SKYNET FROWNS: What if AI doesn’t just keep getting better forever?
On Monday, OpenAI co-founder Ilya Sutskever, who left the company earlier this year, added to the concerns that LLMs were hitting a plateau in what can be gained from traditional pre-training. Sutskever told Reuters that “the 2010s were the age of scaling,” where throwing additional computing resources and training data at the same basic training methods could lead to impressive improvements in subsequent models.
“Now we’re back in the age of wonder and discovery once again,” Sutskever told Reuters. “Everyone is looking for the next thing. Scaling the right thing matters more now than ever.”
What’s next?
A large part of the training problem, according to experts and insiders cited in these and other pieces, is a lack of new, quality textual data for new LLMs to train on. At this point, model makers may have already picked the lowest hanging fruit from the vast troves of text available on the public Internet and published books.

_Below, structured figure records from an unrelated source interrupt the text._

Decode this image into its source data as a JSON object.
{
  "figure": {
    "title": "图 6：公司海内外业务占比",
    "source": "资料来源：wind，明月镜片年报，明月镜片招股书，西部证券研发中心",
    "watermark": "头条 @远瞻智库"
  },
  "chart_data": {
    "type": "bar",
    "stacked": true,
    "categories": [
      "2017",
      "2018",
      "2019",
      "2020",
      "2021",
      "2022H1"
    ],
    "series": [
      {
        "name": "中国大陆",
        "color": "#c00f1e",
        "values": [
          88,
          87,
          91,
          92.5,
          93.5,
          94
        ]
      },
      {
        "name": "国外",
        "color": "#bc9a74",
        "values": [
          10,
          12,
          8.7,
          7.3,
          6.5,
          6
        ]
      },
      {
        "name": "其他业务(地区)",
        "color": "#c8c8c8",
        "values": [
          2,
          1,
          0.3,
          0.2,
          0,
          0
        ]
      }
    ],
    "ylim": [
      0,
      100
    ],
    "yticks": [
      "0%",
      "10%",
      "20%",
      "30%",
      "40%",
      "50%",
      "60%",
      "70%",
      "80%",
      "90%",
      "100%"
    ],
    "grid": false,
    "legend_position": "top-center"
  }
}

Research outfit Epoch AI tried to quantify this problem in a paper earlier this year, measuring the rate of increase in LLM training data sets against the “estimated stock of human-generated public text.” After analyzing those trends, the researchers estimate that “language models will fully utilize this stock [of human-generated public text] between 2026 and 2032,” leaving precious little runway for just throwing more training data at the problem.
Folks, you need to get busy creating more real content for AI to learn how to generate more fake content.